On April 16, 2004, the Ministry of Commerce (MOFCOM) issued the Measures for the Administration of Foreign Investment in the Commercial Sector (the Measures) with effect as of June 1, 2004. The Measures made sweeping revisions to the Pilot Measures for Commercial Enterprises with Foreign Investment (the Pilot Measures, issued on June 25, 1999 by former SETC and MOFTEC) to fulfill one of China's most significant WTO commitments with respect to distribution and retail services. Strictly complying with the principle of national treatment and China's service liberalization timetable under WTO, the promulgation of the Measures represented a significant and symbolic step towards granting full PRC market access to the foreign invested enterprises (the FIEs) and started a new era for foreign companies doing business in China.

In addition to providing foreign investors with relaxed control on their investment in commercial sector such as lowered entry threshold, wider scope of business, expended geographical scope, relaxed foreign equity ratio and simplified approval process, the new Measures also allow the existing FIEs (particularly those in the manufacturing sectors) to expand its scope of business to include trading and distribution.
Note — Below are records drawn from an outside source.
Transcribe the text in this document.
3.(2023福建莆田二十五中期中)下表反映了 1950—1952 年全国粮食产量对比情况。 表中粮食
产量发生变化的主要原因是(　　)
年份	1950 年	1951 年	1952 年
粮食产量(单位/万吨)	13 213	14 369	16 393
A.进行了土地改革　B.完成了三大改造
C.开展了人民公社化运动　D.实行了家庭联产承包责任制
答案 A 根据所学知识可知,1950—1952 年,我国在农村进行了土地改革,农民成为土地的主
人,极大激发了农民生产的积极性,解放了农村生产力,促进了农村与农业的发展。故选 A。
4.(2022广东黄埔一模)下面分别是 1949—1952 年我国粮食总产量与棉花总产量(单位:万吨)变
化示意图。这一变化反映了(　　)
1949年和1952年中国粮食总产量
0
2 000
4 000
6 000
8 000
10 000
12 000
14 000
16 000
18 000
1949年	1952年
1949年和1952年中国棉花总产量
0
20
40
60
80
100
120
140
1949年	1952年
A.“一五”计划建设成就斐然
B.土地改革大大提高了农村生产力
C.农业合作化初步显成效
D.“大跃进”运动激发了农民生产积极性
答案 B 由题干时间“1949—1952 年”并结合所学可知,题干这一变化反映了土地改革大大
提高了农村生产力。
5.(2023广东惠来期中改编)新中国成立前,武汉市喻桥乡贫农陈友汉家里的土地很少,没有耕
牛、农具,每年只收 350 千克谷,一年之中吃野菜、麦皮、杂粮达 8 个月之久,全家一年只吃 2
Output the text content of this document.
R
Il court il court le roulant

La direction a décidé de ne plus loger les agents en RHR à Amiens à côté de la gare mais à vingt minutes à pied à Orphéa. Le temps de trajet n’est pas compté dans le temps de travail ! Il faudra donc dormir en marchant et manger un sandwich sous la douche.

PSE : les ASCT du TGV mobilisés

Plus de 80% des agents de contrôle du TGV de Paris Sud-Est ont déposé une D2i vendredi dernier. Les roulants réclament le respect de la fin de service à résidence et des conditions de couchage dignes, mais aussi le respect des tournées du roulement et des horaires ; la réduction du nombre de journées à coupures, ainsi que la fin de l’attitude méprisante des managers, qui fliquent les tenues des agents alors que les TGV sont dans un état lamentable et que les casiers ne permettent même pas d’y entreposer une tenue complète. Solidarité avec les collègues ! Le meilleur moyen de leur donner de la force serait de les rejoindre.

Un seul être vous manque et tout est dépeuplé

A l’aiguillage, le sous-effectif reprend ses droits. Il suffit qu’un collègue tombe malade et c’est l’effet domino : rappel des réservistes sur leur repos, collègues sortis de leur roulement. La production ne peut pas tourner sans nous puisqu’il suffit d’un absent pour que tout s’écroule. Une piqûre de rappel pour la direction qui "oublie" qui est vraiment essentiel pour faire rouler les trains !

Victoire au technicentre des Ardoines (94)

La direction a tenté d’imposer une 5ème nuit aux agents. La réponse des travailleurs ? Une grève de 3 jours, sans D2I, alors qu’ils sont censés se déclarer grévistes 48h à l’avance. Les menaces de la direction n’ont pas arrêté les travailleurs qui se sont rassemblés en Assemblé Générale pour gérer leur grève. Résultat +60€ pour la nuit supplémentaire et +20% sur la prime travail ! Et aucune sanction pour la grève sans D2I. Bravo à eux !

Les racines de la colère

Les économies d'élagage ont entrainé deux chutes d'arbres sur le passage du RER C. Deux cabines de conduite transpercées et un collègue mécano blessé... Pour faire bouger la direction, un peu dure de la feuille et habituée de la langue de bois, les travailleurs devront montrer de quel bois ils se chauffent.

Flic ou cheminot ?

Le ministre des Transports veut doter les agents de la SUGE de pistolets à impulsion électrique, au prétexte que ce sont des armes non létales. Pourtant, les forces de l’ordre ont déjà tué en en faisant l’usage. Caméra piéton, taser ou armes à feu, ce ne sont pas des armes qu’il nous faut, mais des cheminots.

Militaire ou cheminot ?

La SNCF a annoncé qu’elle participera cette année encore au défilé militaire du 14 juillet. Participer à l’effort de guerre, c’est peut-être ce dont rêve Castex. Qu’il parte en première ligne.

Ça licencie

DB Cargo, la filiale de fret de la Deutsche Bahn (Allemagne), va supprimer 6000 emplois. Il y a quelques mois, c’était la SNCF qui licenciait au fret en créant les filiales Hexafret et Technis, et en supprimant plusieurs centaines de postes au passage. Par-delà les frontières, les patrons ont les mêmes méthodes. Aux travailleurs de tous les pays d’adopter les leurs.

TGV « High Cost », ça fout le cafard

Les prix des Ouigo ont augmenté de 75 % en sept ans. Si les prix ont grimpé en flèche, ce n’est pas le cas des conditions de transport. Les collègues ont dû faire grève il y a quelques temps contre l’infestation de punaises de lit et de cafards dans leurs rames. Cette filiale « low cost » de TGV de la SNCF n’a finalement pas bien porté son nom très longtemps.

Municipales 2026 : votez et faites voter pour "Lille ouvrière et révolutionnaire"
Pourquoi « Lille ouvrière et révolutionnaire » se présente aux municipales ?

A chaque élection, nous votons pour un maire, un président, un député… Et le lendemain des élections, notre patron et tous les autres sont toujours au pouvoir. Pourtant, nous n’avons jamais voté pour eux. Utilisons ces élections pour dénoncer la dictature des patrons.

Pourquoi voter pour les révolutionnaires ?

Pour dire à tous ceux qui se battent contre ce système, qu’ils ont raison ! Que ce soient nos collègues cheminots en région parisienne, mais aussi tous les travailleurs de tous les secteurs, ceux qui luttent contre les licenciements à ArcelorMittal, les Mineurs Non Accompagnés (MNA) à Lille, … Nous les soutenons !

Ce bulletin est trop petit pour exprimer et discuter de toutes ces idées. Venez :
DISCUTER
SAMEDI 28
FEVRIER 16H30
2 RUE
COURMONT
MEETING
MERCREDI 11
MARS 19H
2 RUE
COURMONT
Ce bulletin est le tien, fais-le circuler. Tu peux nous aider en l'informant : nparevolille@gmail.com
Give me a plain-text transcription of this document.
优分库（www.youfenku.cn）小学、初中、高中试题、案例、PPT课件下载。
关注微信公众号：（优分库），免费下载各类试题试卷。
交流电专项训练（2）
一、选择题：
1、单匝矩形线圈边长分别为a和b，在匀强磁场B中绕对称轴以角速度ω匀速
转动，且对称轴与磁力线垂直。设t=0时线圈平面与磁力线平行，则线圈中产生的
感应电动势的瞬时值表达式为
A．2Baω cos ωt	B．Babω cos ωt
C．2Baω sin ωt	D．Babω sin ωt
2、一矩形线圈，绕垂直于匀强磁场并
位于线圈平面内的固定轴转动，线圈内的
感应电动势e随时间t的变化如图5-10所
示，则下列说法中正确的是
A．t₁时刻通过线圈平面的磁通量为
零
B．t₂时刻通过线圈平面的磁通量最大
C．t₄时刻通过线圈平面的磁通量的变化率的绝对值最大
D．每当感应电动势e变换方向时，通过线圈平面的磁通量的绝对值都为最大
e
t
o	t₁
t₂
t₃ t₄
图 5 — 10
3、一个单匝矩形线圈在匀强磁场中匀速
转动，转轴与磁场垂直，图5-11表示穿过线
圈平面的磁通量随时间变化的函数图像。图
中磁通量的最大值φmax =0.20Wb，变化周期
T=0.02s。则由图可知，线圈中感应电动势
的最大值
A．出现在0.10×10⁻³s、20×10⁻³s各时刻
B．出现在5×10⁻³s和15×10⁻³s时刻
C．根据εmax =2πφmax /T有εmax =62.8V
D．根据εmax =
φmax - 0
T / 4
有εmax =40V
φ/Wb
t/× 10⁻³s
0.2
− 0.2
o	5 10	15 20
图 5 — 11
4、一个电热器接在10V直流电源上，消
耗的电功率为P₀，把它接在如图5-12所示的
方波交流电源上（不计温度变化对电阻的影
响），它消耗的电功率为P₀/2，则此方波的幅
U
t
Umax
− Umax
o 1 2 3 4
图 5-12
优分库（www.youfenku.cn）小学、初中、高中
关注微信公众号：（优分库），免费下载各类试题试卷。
Hence, a simple provision should bring radical changes to the way that foreign companies sell goods and provide services in China. As it stands today, the FIEs in China may distribute only the products they manufacture in China and may provide after-sales services only for such products. For products manufactured by other entities, even if by their affiliated companies, the FIEs don't have the right to trade and distribute in China. Manufacturing FIEs, like other corporate entities in China, are allowed to operate within the narrowly approved business scope, which by law does not include distribution and sale of products manufactured by others. If the full trading and distribution rights were granted, the manufacturing FIEs in China will now be able to sell product lines that include the products of its parent company, other affiliates and unrelated companies, whether foreign or domestic. And the providers of systems integration, after services and many other types of services will also be able to sell parts, components and other products together with their services.

Significant is also the fact that Free Trade Zones in China such as Waigaoqiao will lose their attraction to foreign companies. As the only places where wholly foreign owned trading companies are permitted, Free Trade Zones used to be an alternative for foreign companies to set up subsidiaries with trading and distribution rights, but after the issuance of the new Measures, the future of WOFE trading companies in Free Trade Zones is not looking promising, given their location disadvantage and higher cost base as well as foreign exchange restrictions.

As it is generally the case in China, however, the Measures only indicate that any existing FIEs wish to engage in trading and distribution business shall comply with these new measures and amend their scope of business accordingly, but there is no indication of how this should be done, or whether approval will be automatically be granted to such companies. It remains to be seen whether this process will be relatively straightforward or will prove more arduous than has been suggested.